We've had (at least) four threads that touched on H.P.O. (Highway Post Office) cancels:
https://goscf.com/t/13879 ... 2011 ... HPO Trip 1 Cancel
https://goscf.com/t/12637 ... 2011 ... Mobile Post Office USPS Truck
https://goscf.com/t/5429 ... 2009 ... Show me your highway post office AKA HPO covers
https://goscf.com/t/3665 ... 2009 ... Question HPO Cover
Some of the resources cited in those threads include:
http://postalmuseum.si.edu/ ... search { H.P.O. }
http://postalmuseum.si.edu/mailonwheels/ ... five-part article "MAIL ON WHEELS" about The Highway Post Office
http://postalmuseum.si.edu/collecti...hpo-bus.html ... 'spotlight' on The Highway Post Office Bus
http://postalmuseumblog.si.edu/2010...e-power.html ... blog post w/ advertisement from the vehicle manufacturer
http://postalmuseum.si.edu/exhibits...-covers.html ... Highway Post Office First Trip Covers
http://arago.si.edu/record_53145_img_1.html ... closeup of the actual Cleveland and Cincinnati HPO duplex handstamp
http://arago.si.edu/glossary_h.html ... from the glossary at the Smithsonian National Postal Museum:
Quote:
HPO - an abbreviation of the Highway Post Office Service which operated between 1941 and 1974.
Highway Post Office buses were used to replace Railway Mail Service in areas where train service had been discontinued.
Quote:
Highway Post Office Service - a mail distribution network.

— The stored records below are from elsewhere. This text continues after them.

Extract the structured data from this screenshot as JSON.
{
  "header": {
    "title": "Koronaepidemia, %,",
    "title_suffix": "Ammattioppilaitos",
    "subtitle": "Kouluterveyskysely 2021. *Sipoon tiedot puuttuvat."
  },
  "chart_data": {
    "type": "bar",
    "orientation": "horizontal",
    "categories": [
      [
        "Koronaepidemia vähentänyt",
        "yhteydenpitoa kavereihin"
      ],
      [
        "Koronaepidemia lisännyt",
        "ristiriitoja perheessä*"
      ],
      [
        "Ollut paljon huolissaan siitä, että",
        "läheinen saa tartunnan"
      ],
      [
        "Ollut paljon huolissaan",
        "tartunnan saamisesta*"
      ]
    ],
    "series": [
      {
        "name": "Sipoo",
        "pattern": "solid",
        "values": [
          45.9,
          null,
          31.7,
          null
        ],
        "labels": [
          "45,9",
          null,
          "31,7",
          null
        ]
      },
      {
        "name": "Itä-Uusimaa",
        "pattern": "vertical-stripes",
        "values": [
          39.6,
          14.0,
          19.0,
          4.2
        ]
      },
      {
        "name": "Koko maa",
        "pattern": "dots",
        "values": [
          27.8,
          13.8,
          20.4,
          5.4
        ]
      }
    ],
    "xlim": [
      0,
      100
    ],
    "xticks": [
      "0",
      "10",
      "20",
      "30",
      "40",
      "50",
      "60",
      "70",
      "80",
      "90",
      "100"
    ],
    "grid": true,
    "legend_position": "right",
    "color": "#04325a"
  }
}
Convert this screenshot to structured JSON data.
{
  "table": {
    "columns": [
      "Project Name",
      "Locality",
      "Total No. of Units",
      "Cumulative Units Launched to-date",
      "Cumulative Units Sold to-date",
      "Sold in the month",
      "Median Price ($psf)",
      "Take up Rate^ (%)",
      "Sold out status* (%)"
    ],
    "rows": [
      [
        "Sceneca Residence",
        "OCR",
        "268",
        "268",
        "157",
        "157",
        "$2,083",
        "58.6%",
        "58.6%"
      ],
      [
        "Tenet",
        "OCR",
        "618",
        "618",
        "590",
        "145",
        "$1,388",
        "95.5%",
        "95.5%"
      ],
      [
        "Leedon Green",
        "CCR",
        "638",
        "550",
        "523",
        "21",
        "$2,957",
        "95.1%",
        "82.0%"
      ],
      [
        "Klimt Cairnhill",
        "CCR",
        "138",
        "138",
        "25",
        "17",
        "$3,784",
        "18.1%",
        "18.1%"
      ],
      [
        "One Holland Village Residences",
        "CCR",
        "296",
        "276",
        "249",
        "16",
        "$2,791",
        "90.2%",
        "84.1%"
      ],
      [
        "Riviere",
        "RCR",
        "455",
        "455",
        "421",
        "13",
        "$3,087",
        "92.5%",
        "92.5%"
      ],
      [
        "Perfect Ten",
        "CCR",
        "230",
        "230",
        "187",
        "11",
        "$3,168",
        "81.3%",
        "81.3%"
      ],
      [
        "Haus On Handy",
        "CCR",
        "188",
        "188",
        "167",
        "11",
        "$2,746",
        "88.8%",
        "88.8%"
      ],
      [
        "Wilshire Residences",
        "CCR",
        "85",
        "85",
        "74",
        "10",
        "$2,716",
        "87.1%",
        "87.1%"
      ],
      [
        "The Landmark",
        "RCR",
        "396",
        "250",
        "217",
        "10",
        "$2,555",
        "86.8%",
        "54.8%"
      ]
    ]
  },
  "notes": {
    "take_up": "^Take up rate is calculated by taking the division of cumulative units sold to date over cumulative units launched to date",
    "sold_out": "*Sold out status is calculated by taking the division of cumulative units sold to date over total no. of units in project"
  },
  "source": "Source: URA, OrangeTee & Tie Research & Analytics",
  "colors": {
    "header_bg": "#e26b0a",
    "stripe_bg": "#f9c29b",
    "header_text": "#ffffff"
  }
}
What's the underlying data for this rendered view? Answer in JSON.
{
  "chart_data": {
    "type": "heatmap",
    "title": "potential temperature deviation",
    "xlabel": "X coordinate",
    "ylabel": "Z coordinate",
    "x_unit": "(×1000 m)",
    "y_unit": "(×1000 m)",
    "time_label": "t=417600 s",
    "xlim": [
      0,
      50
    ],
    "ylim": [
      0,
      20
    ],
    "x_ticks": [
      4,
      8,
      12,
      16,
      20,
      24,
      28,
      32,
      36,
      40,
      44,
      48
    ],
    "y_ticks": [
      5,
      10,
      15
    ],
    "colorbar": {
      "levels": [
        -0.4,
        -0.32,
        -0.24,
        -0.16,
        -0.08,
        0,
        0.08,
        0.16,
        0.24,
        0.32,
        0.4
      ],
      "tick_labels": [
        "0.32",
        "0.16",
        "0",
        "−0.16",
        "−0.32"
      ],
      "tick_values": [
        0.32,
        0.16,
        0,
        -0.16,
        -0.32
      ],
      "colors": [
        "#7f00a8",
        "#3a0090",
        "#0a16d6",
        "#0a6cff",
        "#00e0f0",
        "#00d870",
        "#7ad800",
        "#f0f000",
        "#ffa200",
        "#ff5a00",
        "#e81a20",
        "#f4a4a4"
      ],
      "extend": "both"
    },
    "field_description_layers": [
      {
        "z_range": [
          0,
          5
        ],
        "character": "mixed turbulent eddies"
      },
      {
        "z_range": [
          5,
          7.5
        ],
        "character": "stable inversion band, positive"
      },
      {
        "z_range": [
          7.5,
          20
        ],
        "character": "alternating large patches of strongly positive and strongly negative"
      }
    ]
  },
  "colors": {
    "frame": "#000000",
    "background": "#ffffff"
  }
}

To compensate rural communities for the loss of Railway Mail Service, the Post Office Department inaugurated Highway Post Office (HPO) Service on February 10, 1941.
President Franklin D. Roosevelt had signed a measure creating the Highway Post Office Service on July 11, 1940.
The inaugural route ran between Washington, D.C., and Harrisonburg, Virginia.
The expansion of the Highway Post Office Service was postponed during World War II.
A second route was established in 1946.
This new service, like railway service, was to be a mail distribution network comprised of rapid pick-up, sorting, and dispatch to key points en route between two principal terminal cities.
Mail processed on HPO vehicles was transferred along the route to connecting Star Routes, mail trains, and to various rural post offices.
Highway mail routes generally served an average of twenty-five post offices directly and many others indirectly through Star Route and railway mail connections.
Highway Post Office routes were organized on round trips which averaged 150 miles each way.
There were very good reasons for this: 1) the bus generally held enough gas for about one 150 mile trip, and fuel stops wasted time; 2) service garages would have to be set up at both terminal cities, doubling the cost.
For roughly the next decade, as railway mail service shrank, highway mail service grew.
From 1960 to 1963 HPO service was replacing an average of 20 trains a month.
The service essentially became obsolete when the Post Office Department decided to reorganize its mail handling/distribution system by adopting the sectional center concept (see ZIP Code).
On June 30, 1974, 33 years after the first experimental trip, the last Highway Post Office made its final run over the Cincinnati-Cleveland (Ohio) route.
Ironically, Railway Mail Service outlasted Highway Post Office Service by three years.
Cheers,
/s/ ikeyPikey
Q/ Did George ever look better?

Murdo SD is on a straight line between Sioux Falls & Rapid City.

Better yet, that road along the railway is called "Railway Street".